Les réfugiés sont souvent dans des états de stress post-traumatique avec des problèmes de dépression, une anxiété généralisée, des troubles du sommeil et de l’appétit. Ils n’ont pas l’habitude de se tourner vers des psychologues.
Les angoisses liées au passé et à l’avenir ressurgissent avec la possibilité de partir dans des pays tiers, notamment aux États-Unis, en Australie, en Suède et en Norvège. Les personnes qui souhaitent s’inscrire dans ce processus doivent présenter une candidature pour obtenir un numéro des Nations Unies et ensuite pouvoir postuler au départ. C’est souvent un facteur de stress car il y a beaucoup de séparations de familles, des maris qui partent sans savoir s’ils réussiront un jour à regrouper leur famille dans le pays d’arrivée.

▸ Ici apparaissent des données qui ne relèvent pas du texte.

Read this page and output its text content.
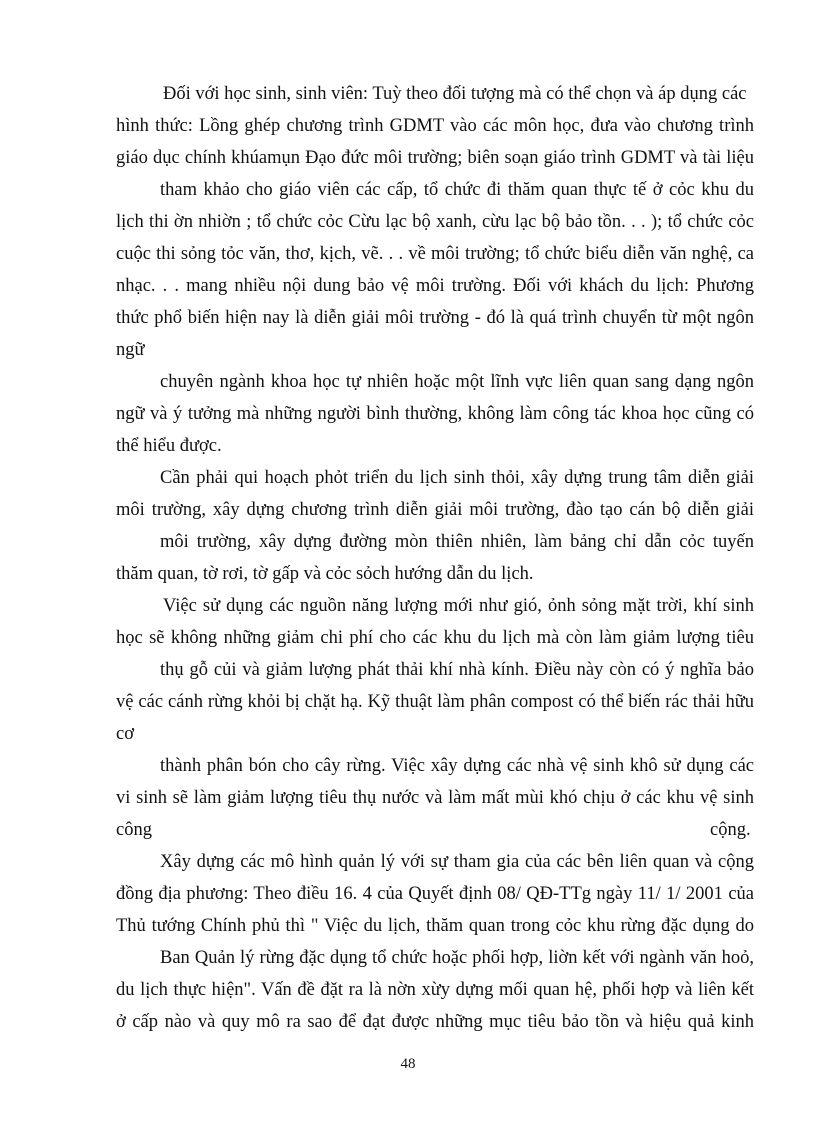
Đối với học sinh, sinh viên: Tuỳ theo đối tượng mà có thể chọn và áp dụng các
hình thức: Lồng ghép chương trình GDMT vào các môn học, đưa vào chương trình
giáo dục chính khúamụn Đạo đức môi trường; biên soạn giáo trình GDMT và tài liệu
tham khảo cho giáo viên các cấp, tổ chức đi thăm quan thực tế ở cỏc khu du
lịch thi ờn nhiờn ; tổ chức cỏc Cừu lạc bộ xanh, cừu lạc bộ bảo tồn. . . ); tổ chức cỏc
cuộc thi sỏng tỏc văn, thơ, kịch, vẽ. . . về môi trường; tổ chức biểu diễn văn nghệ, ca
nhạc. . . mang nhiều nội dung bảo vệ môi trường. Đối với khách du lịch: Phương
thức phổ biến hiện nay là diễn giải môi trường - đó là quá trình chuyển từ một ngôn
ngữ
chuyên ngành khoa học tự nhiên hoặc một lĩnh vực liên quan sang dạng ngôn
ngữ và ý tưởng mà những người bình thường, không làm công tác khoa học cũng có
thể hiểu được.
Cần phải qui hoạch phỏt triển du lịch sinh thỏi, xây dựng trung tâm diễn giải
môi trường, xây dựng chương trình diễn giải môi trường, đào tạo cán bộ diễn giải
môi trường, xây dựng đường mòn thiên nhiên, làm bảng chỉ dẫn cỏc tuyến
thăm quan, tờ rơi, tờ gấp và cỏc sỏch hướng dẫn du lịch.
Việc sử dụng các nguồn năng lượng mới như gió, ỏnh sỏng mặt trời, khí sinh
học sẽ không những giảm chi phí cho các khu du lịch mà còn làm giảm lượng tiêu
thụ gỗ củi và giảm lượng phát thải khí nhà kính. Điều này còn có ý nghĩa bảo
vệ các cánh rừng khỏi bị chặt hạ. Kỹ thuật làm phân compost có thể biến rác thải hữu
cơ
thành phân bón cho cây rừng. Việc xây dựng các nhà vệ sinh khô sử dụng các
vi sinh sẽ làm giảm lượng tiêu thụ nước và làm mất mùi khó chịu ở các khu vệ sinh
công	cộng.
Xây dựng các mô hình quản lý với sự tham gia của các bên liên quan và cộng
đồng địa phương: Theo điều 16. 4 của Quyết định 08/ QĐ-TTg ngày 11/ 1/ 2001 của
Thủ tướng Chính phủ thì " Việc du lịch, thăm quan trong cỏc khu rừng đặc dụng do
Ban Quản lý rừng đặc dụng tổ chức hoặc phối hợp, liờn kết với ngành văn hoỏ,
du lịch thực hiện". Vấn đề đặt ra là nờn xừy dựng mối quan hệ, phối hợp và liên kết
ở cấp nào và quy mô ra sao để đạt được những mục tiêu bảo tồn và hiệu quả kinh
48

Nous faisons beaucoup d’activités de sensibilisation, notamment sur le problème du suicide. Eu égard aux conditions de vie très dures des camps de réfugiés, il y a un fort taux de suicide et de tentatives de suicide. Nous essayons donc de faire connaître notre présence et notre disponibilité aux personnes qui en ont besoin. Un autre problème très prégnant dans le camp est lié à l’alcool. De fait, des problématiques sous-jacentes à la consommation d’alcool apparaissent : les violences sexuelles, les violences domestiques, la dépression. C’est pourquoi nous orientons autant que possible les activités de prévention contre l’abus d’alcool.
Avec Goi, nous souhaitons mettre en place de la thérapie par l’art et des groupes de paroles, mais cela prend du temps car nous formons les réfugiés du camp. Les psychocare givers animent également des séances de relaxation et de yoga pour tenter d’apaiser la tension chez les gens et libérer les maux. Mais cette activité prend du temps à mettre en place car il y a beaucoup de renouvellement dans le personnel local d’A.M.I. et il faut donc à chaque fois former de nouvelles personnes.
Vous nous expliquiez qu’aller voir un psychologue n’est pas dans les habitudes des personnes, comment parvenez vous à les rencontrer ?
Nous ne voulons pas imposer notre vision de la psychologie occidentale, ce que nous souhaitons c’est que les réfugiés sachent que nous sommes disponibles pour les écouter et les recevoir. Comme ce sont les équipes locales formées par A.M.I. qui apportent le soutien psychologique et animent les groupes de parole, ils peuvent expliquer leur travail et aller à la rencontre des gens de manière très naturelle. Tout passe par la sensibilisation. L’inconnu fait peur. Donc il faut toujours expliquer notre présence aux personnes. Nous organisons chaque année la semaine de la santé mentale en octobre, qui est une semaine de sensibilisation aux problèmes mentaux. Nous leur expliquons dans quelle mesure le programme d’A.M.I. peut soulager leur souffrance.
Nous faisons aussi de la sensibilisation au niveau du staff des camps, car il ne faut pas oublier qu’ils ont eux-mêmes des réfugiés. Des groupes de discussion sont régulièrement organisés pour les soutenir. Au niveau du staff médical d’A.M.I., on essaie de travailler directement avec les medics (personnel médical composé de réfugiés formés aux soins médicaux) ainsi que les nurses (infirmiers), pour qu’ils aient le réflexe de référencer les personnes en état de souffrance psychique, comme des personnes en fin de vie, ou les personnes qui les ont consultés après des violences familiales ou une tentative de suicide.
Vous êtes à la moitié de votre mission, pouvez-vous nous dresser un petit bilan de votre activité ?
Je pense que le programme se révèle efficace pour les gens car ils reviennent nous voir et parfois nous expriment directement leur satisfaction. Nous pratiquons des visites à domicile pour éviter les ruptures de prise en charge. Les gens nous disent qu’ils vont mieux, qu’ils arrivent à dormir. Bien sur ce n’est pas un acquis définitif car la vie des camps est très rude. C’est pour cela que j’apprécie l’eastern psychology : on accepte de vivre le moment présent en éloignant les angoisses du passé et le stress de la vie future. Ce qui ressort de cette expérience est un bel échange, je suis là pour former les gens mais je reçoit énormément au niveau professionnel et humain.